Nós temos que nos esforçar para transmitir tranquilidade para as mulheres evangélicas. Dizer para elas que suas comunidades de Fé estão protegidas pelo Estado Laico, que poderão ensinar suas filhas e filhos sobre sua religiosidade e crença. Mas isso não bastará para que as mulheres que se abstiveram em 2018, ou que votaram branco ou nulo, sigam para as urnas para derrotar Bolsonaro.

Dois pontos são chaves: a vida das mulheres e a vida da família. Nosso desafio, então, é mostrar para as mulheres o que são seus direitos. Como o discurso bolsonarista segundo o qual a mulher “deve mudar sua postura” afeta diretamente a vida dela. Como os cortes nas políticas públicas para mulheres fazem com que elas não tenham papanicolau ou contraceptivo nas UBS. Ou, ainda, que não haja programas de geração de renda e trabalho, distribuição de terras e programas de moradia.

Em resumo, mostrar como o discurso moralista de Bolsonaro faz com que a vida seja muito pior, porque ele simplesmente parou de investir nos programas sociais que melhoram a vida dela e de toda a sua comunidade de fé.

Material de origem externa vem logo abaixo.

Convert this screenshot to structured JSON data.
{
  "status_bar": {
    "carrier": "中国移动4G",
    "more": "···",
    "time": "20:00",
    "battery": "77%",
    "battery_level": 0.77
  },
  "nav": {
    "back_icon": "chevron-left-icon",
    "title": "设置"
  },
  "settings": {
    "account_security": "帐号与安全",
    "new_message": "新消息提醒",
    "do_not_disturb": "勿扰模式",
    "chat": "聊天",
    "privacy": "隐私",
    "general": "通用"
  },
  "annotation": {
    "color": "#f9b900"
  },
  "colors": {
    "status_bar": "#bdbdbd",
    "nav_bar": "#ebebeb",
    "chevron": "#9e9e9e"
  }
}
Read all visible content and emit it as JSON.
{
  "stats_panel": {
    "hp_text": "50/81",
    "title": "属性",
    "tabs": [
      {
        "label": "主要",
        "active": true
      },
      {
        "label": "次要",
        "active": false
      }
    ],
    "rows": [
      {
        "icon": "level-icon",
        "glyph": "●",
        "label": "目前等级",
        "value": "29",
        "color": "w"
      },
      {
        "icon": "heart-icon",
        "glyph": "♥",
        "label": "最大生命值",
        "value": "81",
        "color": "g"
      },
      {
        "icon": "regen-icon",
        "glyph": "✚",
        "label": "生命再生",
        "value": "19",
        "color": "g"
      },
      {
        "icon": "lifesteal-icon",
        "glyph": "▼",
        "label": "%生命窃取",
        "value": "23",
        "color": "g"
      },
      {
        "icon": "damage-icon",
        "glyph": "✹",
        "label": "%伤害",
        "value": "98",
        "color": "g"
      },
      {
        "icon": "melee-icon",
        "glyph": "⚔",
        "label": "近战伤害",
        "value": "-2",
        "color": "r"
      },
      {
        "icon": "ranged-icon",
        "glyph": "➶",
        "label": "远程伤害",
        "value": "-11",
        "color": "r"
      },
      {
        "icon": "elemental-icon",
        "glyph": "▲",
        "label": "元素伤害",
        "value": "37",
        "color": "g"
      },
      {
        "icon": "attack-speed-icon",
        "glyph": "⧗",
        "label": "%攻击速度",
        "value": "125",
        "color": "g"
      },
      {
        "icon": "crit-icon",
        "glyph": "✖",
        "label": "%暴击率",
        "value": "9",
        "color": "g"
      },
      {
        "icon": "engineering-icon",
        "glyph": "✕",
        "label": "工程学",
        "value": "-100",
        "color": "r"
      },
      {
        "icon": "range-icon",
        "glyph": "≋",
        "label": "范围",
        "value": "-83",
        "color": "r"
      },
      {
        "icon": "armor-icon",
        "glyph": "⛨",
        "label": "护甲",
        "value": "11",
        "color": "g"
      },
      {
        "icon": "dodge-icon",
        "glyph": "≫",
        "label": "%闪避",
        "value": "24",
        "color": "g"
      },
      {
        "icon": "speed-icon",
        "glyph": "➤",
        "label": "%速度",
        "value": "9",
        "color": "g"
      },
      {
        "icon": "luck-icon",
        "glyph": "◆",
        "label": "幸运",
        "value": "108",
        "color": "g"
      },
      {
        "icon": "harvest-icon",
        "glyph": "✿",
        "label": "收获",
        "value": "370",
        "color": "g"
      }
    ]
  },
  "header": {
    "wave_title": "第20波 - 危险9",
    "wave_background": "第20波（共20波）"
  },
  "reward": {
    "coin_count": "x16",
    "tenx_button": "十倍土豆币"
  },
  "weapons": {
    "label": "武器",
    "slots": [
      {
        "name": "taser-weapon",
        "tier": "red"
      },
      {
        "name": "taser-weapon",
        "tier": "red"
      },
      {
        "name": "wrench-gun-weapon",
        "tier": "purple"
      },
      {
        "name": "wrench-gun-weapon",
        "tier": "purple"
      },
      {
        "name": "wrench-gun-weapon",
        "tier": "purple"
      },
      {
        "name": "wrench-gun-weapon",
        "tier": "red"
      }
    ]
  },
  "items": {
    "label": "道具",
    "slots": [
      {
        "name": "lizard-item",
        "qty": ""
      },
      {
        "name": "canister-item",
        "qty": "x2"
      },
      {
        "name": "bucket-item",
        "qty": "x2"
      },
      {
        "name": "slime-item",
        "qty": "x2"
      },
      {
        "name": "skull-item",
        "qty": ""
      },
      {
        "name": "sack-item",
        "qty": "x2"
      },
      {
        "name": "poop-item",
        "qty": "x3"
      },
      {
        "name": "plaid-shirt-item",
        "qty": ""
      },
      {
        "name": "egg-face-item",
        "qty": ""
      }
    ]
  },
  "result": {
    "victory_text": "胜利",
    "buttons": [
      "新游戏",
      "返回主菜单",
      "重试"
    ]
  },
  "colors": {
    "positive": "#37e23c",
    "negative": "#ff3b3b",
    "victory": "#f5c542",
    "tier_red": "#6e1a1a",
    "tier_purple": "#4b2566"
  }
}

Não temos que fazer política religiosa, temos que fazer política que melhore a vida das pessoas religiosas

Por outro lado, também não podemos nos desviar do assunto família. Minha sugestão? Fazer peças publicitárias que mostrem que família só está protegida quando cada ente familiar tem seus direitos garantidos. Dizer isso, com estas palavras. As igrejas estão cheias de famílias fora do “padrão”: mães solo, tias que criam sobrinhos, avós que criam netos, irmãs que criam irmãos menores etc. E a famigerada “família de bem”, é uma realidade quase inexistente nas periferias. Inclusive, muitas famílias são destruídas pela própria violência do Estado nas comunidades. 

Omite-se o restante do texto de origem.